Mais les forces armées iraniennes ont mis en garde leurs voisins régionaux contre une "riposte bien plus forte" si toute nouvelle "agression" de Washington était lancée depuis leur territoire.

Les Gardiens ont par ailleurs affirmé avoir abattu deux drones américains au-dessus du détroit d'Ormuz.

Un tanker a également été touché par trois "projectiles inconnus" alors qu'il franchissait le détroit dans le sens de la sortie, a affirmé lundi dans la soirée l'agence maritime britannique, UKMTO.

Ces dernières semaines avaient été marquées par une accalmie dans la région, même si des tirs sporadiques ont été recensés, surtout dans le secteur du détroit d'Ormuz.

Ce passage maritime par lequel transitait auparavant un cinquième des hydrocarbures mondiaux est au coeur du conflit, Téhéran verrouillant son passage quasi en continu depuis le début de la guerre, déclenchée par une attaque israélo-américaine contre l'Iran le 28 février.

"Protéger la circulation" 

En réponse, les Etats-Unis imposent un blocus des ports iraniens et se disent prêts "à protéger la libre circulation des échanges commerciaux", le Centcom affirmant avoir "achevé le déminage des voies de navigation internationales".

Mais lundi, la marine des Gardiens de la Révolution a affirmé qu'un "superpétrolier voyou" avait heurté deux mines navales lors d'une tentative "illégale" de franchir le détroit, ce que le Centcom a nié, dénonçant de la "désinformation".

Les négociations pour mettre fin au conflit sont dans l'impasse, alors qu'un protocole d'accord conclu mi-juin a volé en éclats le mois d'après.

Pour le chef de la diplomatie iranienne Abbas Araghchi, "la solution est claire et simple: les Etats-Unis doivent respecter leurs engagements et s'en tenir" à ce qui a été signé. "Tout rentrera alors dans l'ordre".

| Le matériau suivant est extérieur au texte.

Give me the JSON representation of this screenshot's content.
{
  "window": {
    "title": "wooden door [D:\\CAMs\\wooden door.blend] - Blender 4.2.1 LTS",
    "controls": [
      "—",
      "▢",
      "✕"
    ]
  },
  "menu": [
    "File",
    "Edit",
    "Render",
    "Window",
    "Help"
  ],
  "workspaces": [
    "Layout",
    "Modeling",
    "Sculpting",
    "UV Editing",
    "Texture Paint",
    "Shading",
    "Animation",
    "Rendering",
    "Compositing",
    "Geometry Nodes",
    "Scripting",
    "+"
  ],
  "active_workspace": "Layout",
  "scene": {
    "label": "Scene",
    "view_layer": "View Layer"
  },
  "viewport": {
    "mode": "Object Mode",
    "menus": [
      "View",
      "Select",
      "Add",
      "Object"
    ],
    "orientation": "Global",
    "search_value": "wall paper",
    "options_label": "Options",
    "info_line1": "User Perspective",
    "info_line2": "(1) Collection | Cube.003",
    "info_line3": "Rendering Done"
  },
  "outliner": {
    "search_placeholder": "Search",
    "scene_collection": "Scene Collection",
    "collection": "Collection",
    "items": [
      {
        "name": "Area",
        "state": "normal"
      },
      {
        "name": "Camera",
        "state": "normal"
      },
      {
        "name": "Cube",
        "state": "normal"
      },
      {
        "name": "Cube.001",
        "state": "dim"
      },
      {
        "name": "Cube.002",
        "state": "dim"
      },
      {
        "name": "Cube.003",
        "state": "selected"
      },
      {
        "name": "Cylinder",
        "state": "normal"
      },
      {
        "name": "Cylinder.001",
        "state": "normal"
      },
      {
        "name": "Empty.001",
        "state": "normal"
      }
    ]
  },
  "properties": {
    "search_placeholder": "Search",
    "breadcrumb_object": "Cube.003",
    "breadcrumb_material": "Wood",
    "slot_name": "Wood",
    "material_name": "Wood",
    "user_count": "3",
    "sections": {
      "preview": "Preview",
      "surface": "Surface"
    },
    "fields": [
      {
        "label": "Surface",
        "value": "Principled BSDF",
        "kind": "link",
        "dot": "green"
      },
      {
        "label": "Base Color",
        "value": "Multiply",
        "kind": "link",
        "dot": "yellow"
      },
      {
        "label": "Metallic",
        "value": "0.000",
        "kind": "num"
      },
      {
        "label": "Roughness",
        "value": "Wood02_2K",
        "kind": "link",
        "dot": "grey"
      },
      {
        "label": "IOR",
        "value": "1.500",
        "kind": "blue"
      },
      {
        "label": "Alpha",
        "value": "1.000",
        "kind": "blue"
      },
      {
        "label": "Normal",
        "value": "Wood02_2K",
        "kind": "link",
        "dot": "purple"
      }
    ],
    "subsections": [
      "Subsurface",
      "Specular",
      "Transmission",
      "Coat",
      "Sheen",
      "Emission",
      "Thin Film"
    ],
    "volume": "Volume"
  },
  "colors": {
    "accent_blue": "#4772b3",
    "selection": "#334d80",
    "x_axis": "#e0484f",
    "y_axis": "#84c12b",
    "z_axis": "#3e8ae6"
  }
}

Face à ce conflit impopulaire et à l'approche des élections de mi-mandat, l'administration Trump mise sur la "guerre économique" contre l'Iran, déjà sous le coup de sanctions internationales.

"On va continuer à faire pression" sur Téhéran, a insisté lundi le ministre des Finances, Scott Bessent, à l'occasion d'une série de réunions aux Etats-Unis avec ses homologues des pays du G20.